Wren worked miracles but the slamming in Garrett’s gut didn’t ease. “How?”

Matthias nodded in the general direction of the older man, the only one not in uniform, coming in Lauren’s front door. “Detective Rick Cryer.”

Garrett knew him, had worked with him before on the case where Wren met his girlfriend, Emery. “He’s retired.”

This wasn’t his jurisdiction or even his job. Thanks to the media firestorm following Emery’s case, Detective Cryer was now considered a cold-case specialist and in high demand. Garrett couldn’t imagine how many favors and how much maneuvering and ego-stroking Wren had done to get a friendly ear like Cryer on this case.

“I guess you owe Wren.”

Understatement. Garrett owed Wren—all of the Quint Five—for a lot more than this. “He should just clear me, so we can get on with finding out what really happened here.”

“Any clues?”

“None. I’ve heard mumbling that the area around the body and in the kitchen had been wiped free of fingerprints, including Lauren’s, which should logically be in her own house.
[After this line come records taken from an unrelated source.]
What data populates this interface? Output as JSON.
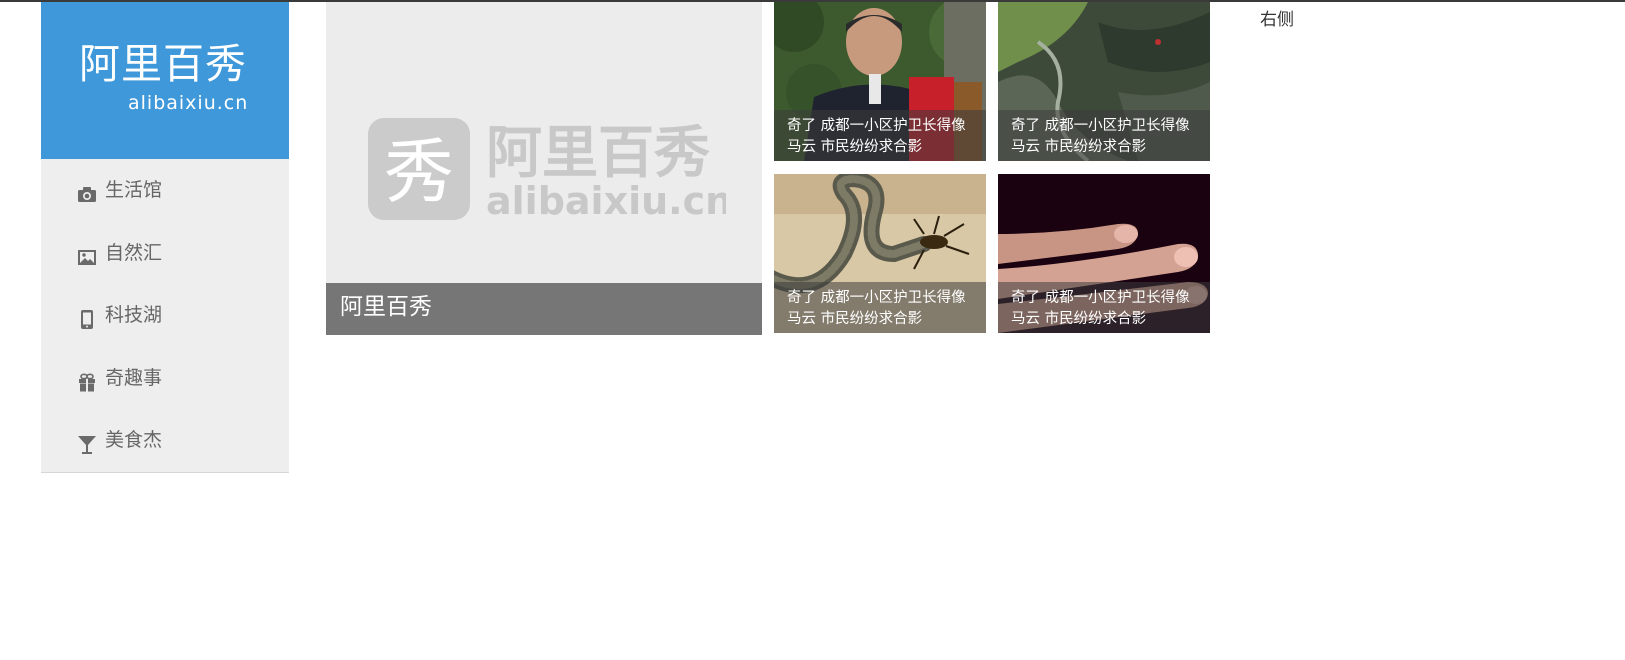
{
  "logo": {
    "title_cn": "阿里百秀",
    "title_en": "alibaixiu.cn"
  },
  "nav": {
    "items": [
      {
        "label": "生活馆",
        "icon": "camera-icon"
      },
      {
        "label": "自然汇",
        "icon": "image-icon"
      },
      {
        "label": "科技湖",
        "icon": "phone-icon"
      },
      {
        "label": "奇趣事",
        "icon": "gift-icon"
      },
      {
        "label": "美食杰",
        "icon": "cocktail-icon"
      }
    ]
  },
  "feature": {
    "caption": "阿里百秀",
    "watermark_char": "秀",
    "watermark_cn": "阿里百秀",
    "watermark_en": "alibaixiu.cn"
  },
  "thumbs": [
    {
      "caption": "奇了 成都一小区护卫长得像马云 市民纷纷求合影"
    },
    {
      "caption": "奇了 成都一小区护卫长得像马云 市民纷纷求合影"
    },
    {
      "caption": "奇了 成都一小区护卫长得像马云 市民纷纷求合影"
    },
    {
      "caption": "奇了 成都一小区护卫长得像马云 市民纷纷求合影"
    }
  ],
  "right": {
    "label": "右侧"
  },
  "colors": {
    "brand_blue": "#3f98d9",
    "sidebar_bg": "#eeeeee",
    "icon_gray": "#6a6a6a"
  }
}
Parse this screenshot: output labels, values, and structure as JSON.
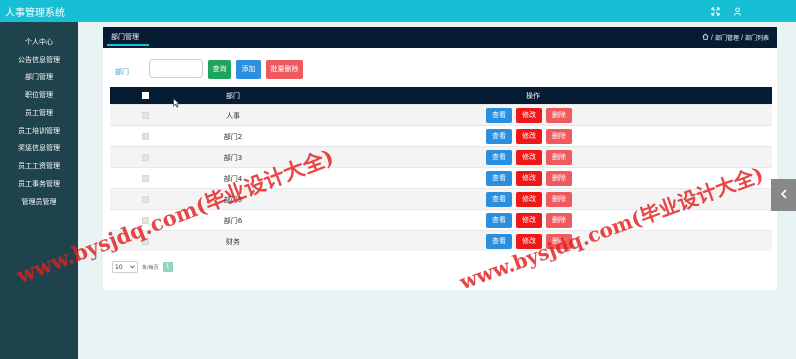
{
  "app": {
    "title": "人事管理系统"
  },
  "topbar": {
    "fullscreen_icon": "expand-icon",
    "user_icon": "user-icon"
  },
  "sidebar": {
    "items": [
      {
        "label": "个人中心"
      },
      {
        "label": "公告信息管理"
      },
      {
        "label": "部门管理"
      },
      {
        "label": "职位管理"
      },
      {
        "label": "员工管理"
      },
      {
        "label": "员工培训管理"
      },
      {
        "label": "奖惩信息管理"
      },
      {
        "label": "员工工资管理"
      },
      {
        "label": "员工事务管理"
      },
      {
        "label": "管理员管理"
      }
    ]
  },
  "panel": {
    "title": "部门管理",
    "breadcrumb": {
      "home_icon": "home-icon",
      "separator": "/",
      "level1": "部门管理",
      "level2": "部门列表"
    }
  },
  "filter": {
    "label": "部门",
    "input_value": "",
    "query_label": "查询",
    "add_label": "添加",
    "batch_delete_label": "批量删除"
  },
  "table": {
    "column_name": "部门",
    "column_action": "操作",
    "view_label": "查看",
    "edit_label": "修改",
    "delete_label": "删除",
    "rows": [
      {
        "name": "人事"
      },
      {
        "name": "部门2"
      },
      {
        "name": "部门3"
      },
      {
        "name": "部门4"
      },
      {
        "name": "部门5"
      },
      {
        "name": "部门6"
      },
      {
        "name": "财务"
      }
    ]
  },
  "pager": {
    "page_size": "10",
    "text": "条/每页",
    "current_page": "1"
  },
  "watermark": {
    "text": "www.bysjdq.com(毕业设计大全)",
    "color": "#e21e1e"
  },
  "colors": {
    "topbar": "#16bfd3",
    "sidebar": "#1f434d",
    "header": "#061c33",
    "view": "#2b8fde",
    "edit": "#ef1818",
    "delete": "#ef5a5f"
  }
}
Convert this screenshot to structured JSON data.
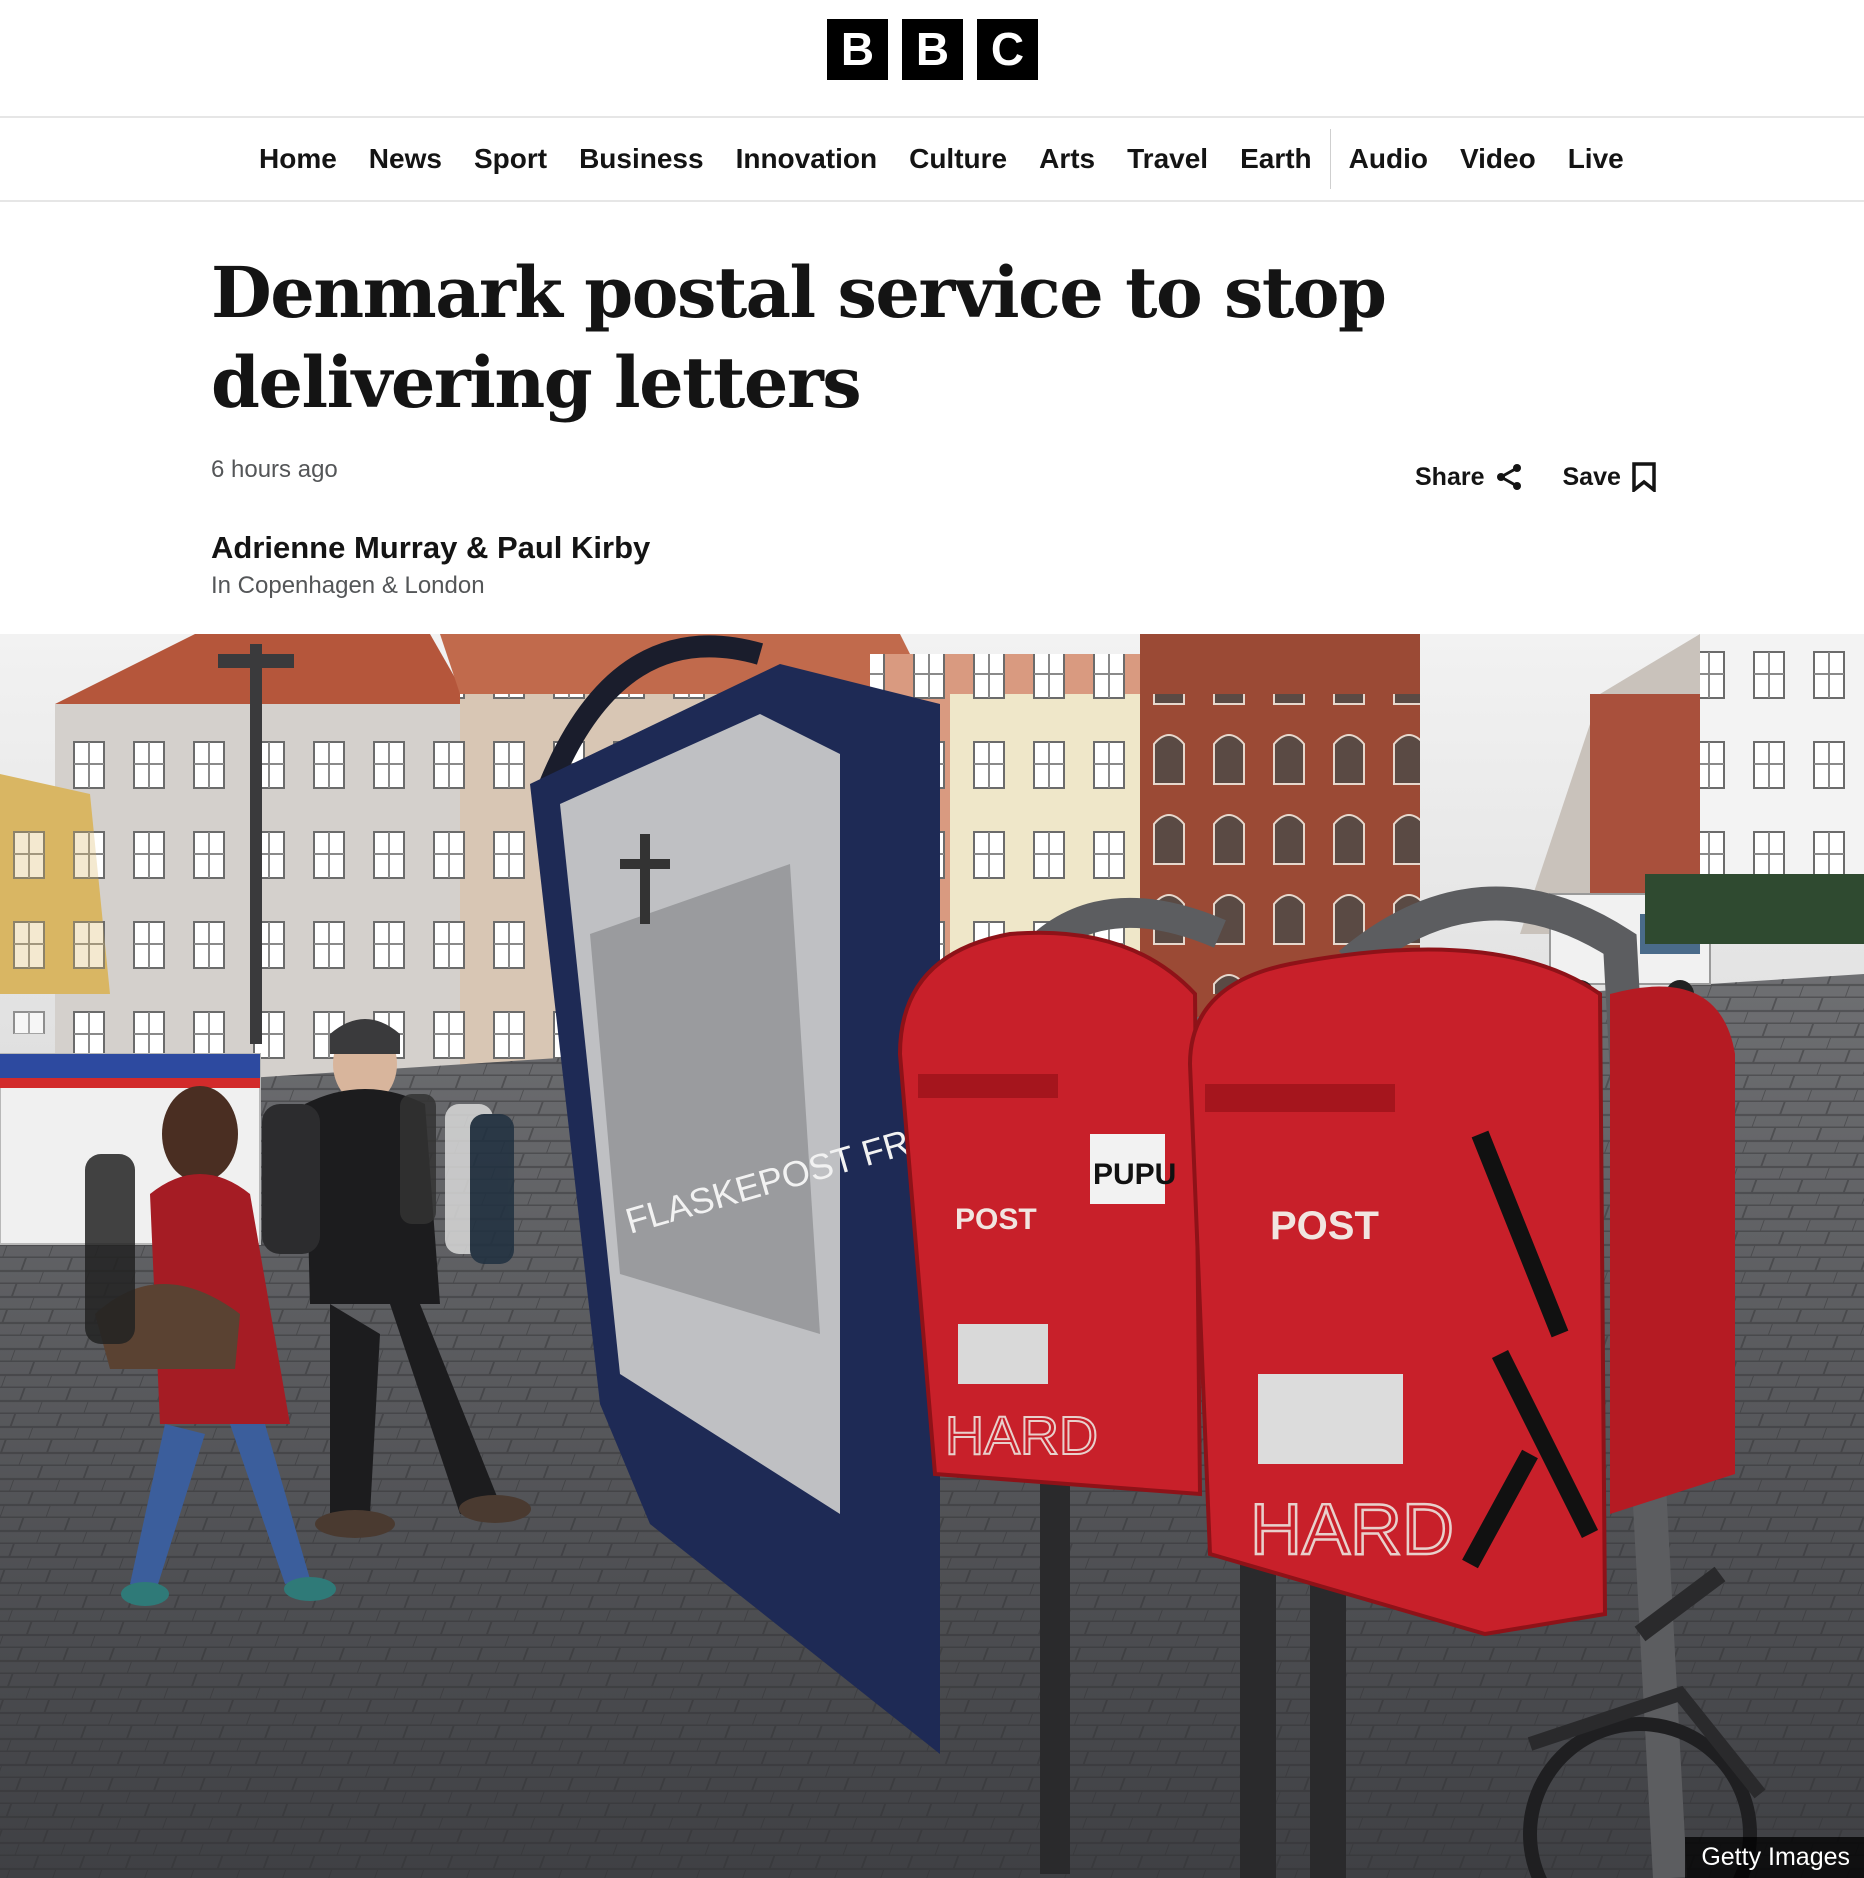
{
  "brand": {
    "letters": [
      "B",
      "B",
      "C"
    ]
  },
  "nav": {
    "primary": [
      "Home",
      "News",
      "Sport",
      "Business",
      "Innovation",
      "Culture",
      "Arts",
      "Travel",
      "Earth"
    ],
    "secondary": [
      "Audio",
      "Video",
      "Live"
    ]
  },
  "article": {
    "headline": "Denmark postal service to stop delivering letters",
    "timestamp": "6 hours ago",
    "byline": "Adrienne Murray & Paul Kirby",
    "location": "In Copenhagen & London",
    "share_label": "Share",
    "save_label": "Save"
  },
  "hero_image": {
    "credit": "Getty Images",
    "signage": {
      "postbox_label": "POST",
      "graffiti_tag": "HARD",
      "sticker": "PUPU",
      "poster_title": "FLASKEPOST FRA P"
    }
  },
  "colors": {
    "text": "#141414",
    "muted": "#545658",
    "postbox_red": "#c8202a",
    "border": "#e6e6e6"
  }
}
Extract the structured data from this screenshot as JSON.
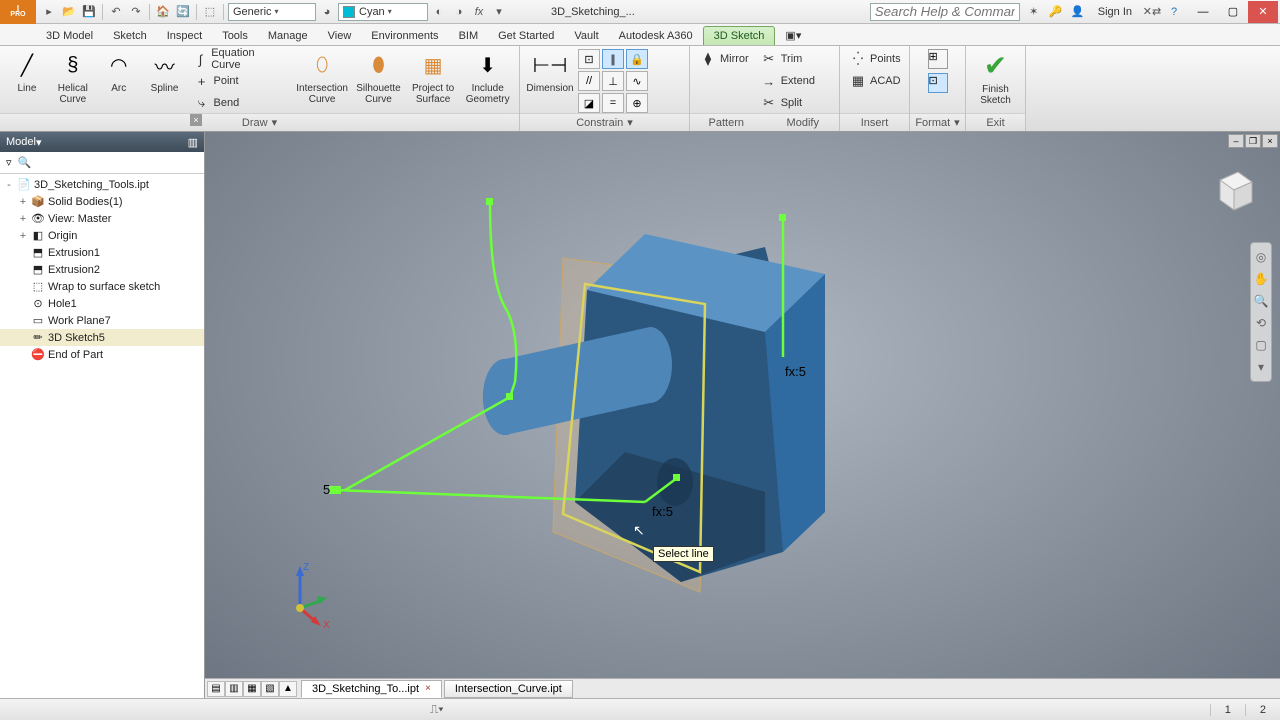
{
  "app": {
    "logo_text": "I\nPRO"
  },
  "qat": {
    "material_label": "Generic",
    "color_label": "Cyan",
    "color_hex": "#00bcd4",
    "doc_title": "3D_Sketching_...",
    "search_placeholder": "Search Help & Commands...",
    "signin": "Sign In"
  },
  "tabs": [
    "3D Model",
    "Sketch",
    "Inspect",
    "Tools",
    "Manage",
    "View",
    "Environments",
    "BIM",
    "Get Started",
    "Vault",
    "Autodesk A360",
    "3D Sketch"
  ],
  "active_tab": "3D Sketch",
  "ribbon": {
    "draw": {
      "title": "Draw",
      "big": [
        {
          "name": "line",
          "label": "Line"
        },
        {
          "name": "helical-curve",
          "label": "Helical\nCurve"
        },
        {
          "name": "arc",
          "label": "Arc"
        },
        {
          "name": "spline",
          "label": "Spline"
        }
      ],
      "list": [
        {
          "name": "equation-curve",
          "label": "Equation Curve"
        },
        {
          "name": "point",
          "label": "Point"
        },
        {
          "name": "bend",
          "label": "Bend"
        }
      ],
      "big2": [
        {
          "name": "intersection-curve",
          "label": "Intersection\nCurve"
        },
        {
          "name": "silhouette-curve",
          "label": "Silhouette\nCurve"
        },
        {
          "name": "project-to-surface",
          "label": "Project to\nSurface"
        },
        {
          "name": "include-geometry",
          "label": "Include\nGeometry"
        }
      ]
    },
    "constrain": {
      "title": "Constrain",
      "dimension": "Dimension"
    },
    "pattern": {
      "title": "Pattern"
    },
    "modify": {
      "title": "Modify",
      "items": [
        {
          "name": "mirror",
          "label": "Mirror"
        },
        {
          "name": "trim",
          "label": "Trim"
        },
        {
          "name": "extend",
          "label": "Extend"
        },
        {
          "name": "split",
          "label": "Split"
        }
      ]
    },
    "insert": {
      "title": "Insert",
      "items": [
        {
          "name": "points",
          "label": "Points"
        },
        {
          "name": "acad",
          "label": "ACAD"
        }
      ]
    },
    "format": {
      "title": "Format"
    },
    "exit": {
      "title": "Exit",
      "finish": "Finish\nSketch"
    }
  },
  "browser": {
    "header": "Model",
    "nodes": [
      {
        "depth": 0,
        "tw": "-",
        "icon": "📄",
        "label": "3D_Sketching_Tools.ipt"
      },
      {
        "depth": 1,
        "tw": "+",
        "icon": "📦",
        "label": "Solid Bodies(1)"
      },
      {
        "depth": 1,
        "tw": "+",
        "icon": "👁",
        "label": "View: Master"
      },
      {
        "depth": 1,
        "tw": "+",
        "icon": "◧",
        "label": "Origin"
      },
      {
        "depth": 1,
        "tw": "",
        "icon": "⬒",
        "label": "Extrusion1"
      },
      {
        "depth": 1,
        "tw": "",
        "icon": "⬒",
        "label": "Extrusion2"
      },
      {
        "depth": 1,
        "tw": "",
        "icon": "⬚",
        "label": "Wrap to surface sketch"
      },
      {
        "depth": 1,
        "tw": "",
        "icon": "⊙",
        "label": "Hole1"
      },
      {
        "depth": 1,
        "tw": "",
        "icon": "▭",
        "label": "Work Plane7"
      },
      {
        "depth": 1,
        "tw": "",
        "icon": "✏",
        "label": "3D Sketch5",
        "sel": true
      },
      {
        "depth": 1,
        "tw": "",
        "icon": "⛔",
        "label": "End of Part"
      }
    ]
  },
  "canvas": {
    "dim1": "fx:5",
    "dim2": "fx:5",
    "dim3": "5",
    "tooltip": "Select line",
    "axes": {
      "x": "X",
      "y": "Y",
      "z": "Z"
    }
  },
  "doc_tabs": [
    {
      "label": "3D_Sketching_To...ipt",
      "active": true,
      "closable": true
    },
    {
      "label": "Intersection_Curve.ipt",
      "active": false,
      "closable": false
    }
  ],
  "status": {
    "left": "",
    "n1": "1",
    "n2": "2"
  }
}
She has an alarm and locks and someone got around all of it.”

Matthias exhaled. “Well, I think Cryer would be more amenable to making your presence here go away quietly if we weren’t also dealing with the dead guy’s former silent business partner, his brother and his girlfriend, the same woman Carl left Lauren for.”

That last part struck Garrett as out of place with Carl’s insistence he be allowed to move back in with Lauren. “That woman is in town?”

“Yes, as are the other two. Apparently all three of them are demanding answers.”

“Great.” Garrett’s mind flipped to the people he saw huddled outside. Some were neighbors. Others demanded to speak with someone in charge. He’d bet at least one of them had a vested interest in Carl.